Study shows teens should get jobs while in high school

Teens who tie on the apron and work during high school earn 20 to 25 percent more than their non-working peers and are more likely to finish college.
Teens who tie on the apron and work during high school earn 20 to 25 percent more than their non-working peers and are more likely to finish college.

According to a study published by Drexel University’s Center for Labor Markets and Policy, teens who spend some time bagging groceries or cyphoning fries into happy meals have a larger shot at success throughout their career.

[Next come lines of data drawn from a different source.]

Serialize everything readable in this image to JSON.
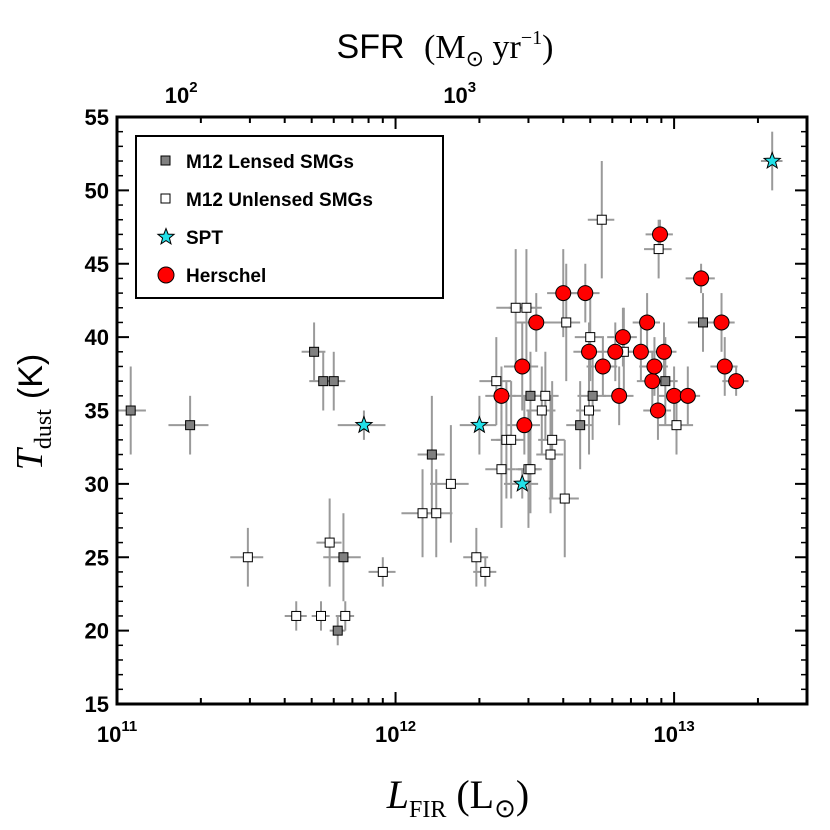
{
  "chart_data": {
    "type": "scatter",
    "xlabel": {
      "main": "L",
      "sub": "FIR",
      "unit": "(L",
      "unit_sub": "⊙",
      "close": ")"
    },
    "ylabel": {
      "main": "T",
      "sub": "dust",
      "unit": "(K)"
    },
    "top_axis_label": {
      "main": "SFR",
      "unit": "(M",
      "unit_sub": "⊙",
      "mid": " yr",
      "exp": "−1",
      "close": ")"
    },
    "x_scale": "log",
    "xlim": [
      100000000000.0,
      30000000000000.0
    ],
    "ylim": [
      15,
      55
    ],
    "x_ticks": [
      {
        "value": 100000000000.0,
        "base": "10",
        "exp": "11"
      },
      {
        "value": 1000000000000.0,
        "base": "10",
        "exp": "12"
      },
      {
        "value": 10000000000000.0,
        "base": "10",
        "exp": "13"
      }
    ],
    "y_ticks": [
      "15",
      "20",
      "25",
      "30",
      "35",
      "40",
      "45",
      "50",
      "55"
    ],
    "top_ticks": [
      {
        "value": 100.0,
        "lfir": 170000000000.0,
        "base": "10",
        "exp": "2"
      },
      {
        "value": 1000.0,
        "lfir": 1700000000000.0,
        "base": "10",
        "exp": "3"
      }
    ],
    "legend": {
      "position": "top-left",
      "entries": [
        {
          "name": "M12 Lensed SMGs",
          "marker": "square",
          "color": "#808080"
        },
        {
          "name": "M12 Unlensed SMGs",
          "marker": "square",
          "color": "#ffffff"
        },
        {
          "name": "SPT",
          "marker": "star",
          "color": "#22e0e8"
        },
        {
          "name": "Herschel",
          "marker": "circle",
          "color": "#ff0000"
        }
      ]
    },
    "series": [
      {
        "name": "M12 Lensed SMGs",
        "marker": "square",
        "color": "#808080",
        "points": [
          [
            112000000000.0,
            35,
            15000000000.0,
            3
          ],
          [
            183000000000.0,
            34,
            30000000000.0,
            2
          ],
          [
            510000000000.0,
            39,
            50000000000.0,
            2
          ],
          [
            550000000000.0,
            37,
            60000000000.0,
            2
          ],
          [
            600000000000.0,
            37,
            60000000000.0,
            2
          ],
          [
            620000000000.0,
            20,
            40000000000.0,
            1
          ],
          [
            650000000000.0,
            25,
            100000000000.0,
            3
          ],
          [
            1350000000000.0,
            32,
            150000000000.0,
            4
          ],
          [
            3050000000000.0,
            36,
            400000000000.0,
            3
          ],
          [
            4600000000000.0,
            34,
            500000000000.0,
            3
          ],
          [
            5100000000000.0,
            36,
            600000000000.0,
            3
          ],
          [
            9300000000000.0,
            37,
            1000000000000.0,
            3
          ],
          [
            12700000000000.0,
            41,
            1500000000000.0,
            2
          ]
        ]
      },
      {
        "name": "M12 Unlensed SMGs",
        "marker": "square",
        "color": "#ffffff",
        "points": [
          [
            295000000000.0,
            25,
            40000000000.0,
            2
          ],
          [
            440000000000.0,
            21,
            40000000000.0,
            1
          ],
          [
            540000000000.0,
            21,
            40000000000.0,
            1
          ],
          [
            580000000000.0,
            26,
            60000000000.0,
            3
          ],
          [
            660000000000.0,
            21,
            50000000000.0,
            1
          ],
          [
            900000000000.0,
            24,
            100000000000.0,
            1
          ],
          [
            1250000000000.0,
            28,
            200000000000.0,
            3
          ],
          [
            1400000000000.0,
            28,
            200000000000.0,
            3
          ],
          [
            1580000000000.0,
            30,
            250000000000.0,
            4
          ],
          [
            1950000000000.0,
            25,
            200000000000.0,
            2
          ],
          [
            2100000000000.0,
            24,
            200000000000.0,
            1
          ],
          [
            2300000000000.0,
            37,
            300000000000.0,
            3
          ],
          [
            2400000000000.0,
            31,
            300000000000.0,
            4
          ],
          [
            2500000000000.0,
            33,
            300000000000.0,
            4
          ],
          [
            2600000000000.0,
            33,
            300000000000.0,
            4
          ],
          [
            2700000000000.0,
            42,
            400000000000.0,
            4
          ],
          [
            2950000000000.0,
            42,
            400000000000.0,
            4
          ],
          [
            3000000000000.0,
            31,
            300000000000.0,
            4
          ],
          [
            3050000000000.0,
            31,
            300000000000.0,
            3
          ],
          [
            3350000000000.0,
            35,
            400000000000.0,
            3
          ],
          [
            3450000000000.0,
            36,
            400000000000.0,
            3
          ],
          [
            3600000000000.0,
            32,
            400000000000.0,
            4
          ],
          [
            3650000000000.0,
            33,
            400000000000.0,
            4
          ],
          [
            4050000000000.0,
            29,
            500000000000.0,
            4
          ],
          [
            4100000000000.0,
            41,
            500000000000.0,
            4
          ],
          [
            4950000000000.0,
            35,
            500000000000.0,
            3
          ],
          [
            5000000000000.0,
            40,
            600000000000.0,
            3
          ],
          [
            5500000000000.0,
            48,
            600000000000.0,
            4
          ],
          [
            6600000000000.0,
            39,
            800000000000.0,
            3
          ],
          [
            8800000000000.0,
            46,
            1000000000000.0,
            2
          ],
          [
            10200000000000.0,
            34,
            1500000000000.0,
            2
          ]
        ]
      },
      {
        "name": "SPT",
        "marker": "star",
        "color": "#22e0e8",
        "points": [
          [
            770000000000.0,
            34,
            150000000000.0,
            1
          ],
          [
            2000000000000.0,
            34,
            300000000000.0,
            2
          ],
          [
            2850000000000.0,
            30,
            400000000000.0,
            1
          ],
          [
            22500000000000.0,
            52,
            2000000000000.0,
            2
          ]
        ]
      },
      {
        "name": "Herschel",
        "marker": "circle",
        "color": "#ff0000",
        "points": [
          [
            2400000000000.0,
            36,
            300000000000.0,
            2
          ],
          [
            2850000000000.0,
            38,
            400000000000.0,
            3
          ],
          [
            2900000000000.0,
            34,
            400000000000.0,
            2
          ],
          [
            3200000000000.0,
            41,
            500000000000.0,
            2
          ],
          [
            4000000000000.0,
            43,
            500000000000.0,
            3
          ],
          [
            4800000000000.0,
            43,
            600000000000.0,
            2
          ],
          [
            4950000000000.0,
            39,
            600000000000.0,
            2
          ],
          [
            5550000000000.0,
            38,
            700000000000.0,
            2
          ],
          [
            6150000000000.0,
            39,
            700000000000.0,
            2
          ],
          [
            6350000000000.0,
            36,
            800000000000.0,
            2
          ],
          [
            6550000000000.0,
            40,
            800000000000.0,
            2
          ],
          [
            7600000000000.0,
            39,
            900000000000.0,
            2
          ],
          [
            8000000000000.0,
            41,
            900000000000.0,
            2
          ],
          [
            8350000000000.0,
            37,
            1000000000000.0,
            2
          ],
          [
            8500000000000.0,
            38,
            1000000000000.0,
            2
          ],
          [
            8750000000000.0,
            35,
            1000000000000.0,
            2
          ],
          [
            8900000000000.0,
            47,
            1000000000000.0,
            1
          ],
          [
            9200000000000.0,
            39,
            1000000000000.0,
            2
          ],
          [
            10000000000000.0,
            36,
            1200000000000.0,
            2
          ],
          [
            11200000000000.0,
            36,
            1200000000000.0,
            2
          ],
          [
            12500000000000.0,
            44,
            1500000000000.0,
            1
          ],
          [
            14800000000000.0,
            41,
            1700000000000.0,
            2
          ],
          [
            15200000000000.0,
            38,
            1700000000000.0,
            2
          ],
          [
            16700000000000.0,
            37,
            1800000000000.0,
            1
          ]
        ]
      }
    ]
  }
}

Paul Harrington, a Drexel University labor economist and lead author of the study says that work experience in a formal job during high school (from ages 16 to 19) correspond to a 20 to 25 percent increase in salary for teens almost a decade later. In this case, a “formal” job means a gig in food service or retail for a larger company, as opposed to work like babysitting or cutting the neighbor’s grass. High school students who work, he says, are also more likely to have a job a decade after high school than their peers. The numbers are even stronger for teen boys, Harrington says.

“I think there’s a dignity in work,” Harrington says. “It’s really important for people to understand how they contribute to making an organization function. The way you understand how that works is by doing it.”

The study did reveal some bad news, however. As the economy has suffered, jobs for teens have become more difficult to come by. In the Metro Philadelphia area, the study revealed that in 2000, about 44 percent of teens between the ages of 16 and 19 had jobs. Today, that number has fallen to 25 percent, mostly due to the lack of employment opportunities, and also to the fact that older workers are holding onto jobs longer than they have in previous decades.

The other piece of data that the study revealed is that attendance in high school is a very strong indicator of good things to come. Harrington says that having high daily attendance in high school means that students have a much higher chance of graduating from college.

“Woody allen said 90% of life is showing up,” Harrington says. “Turns out he was right.”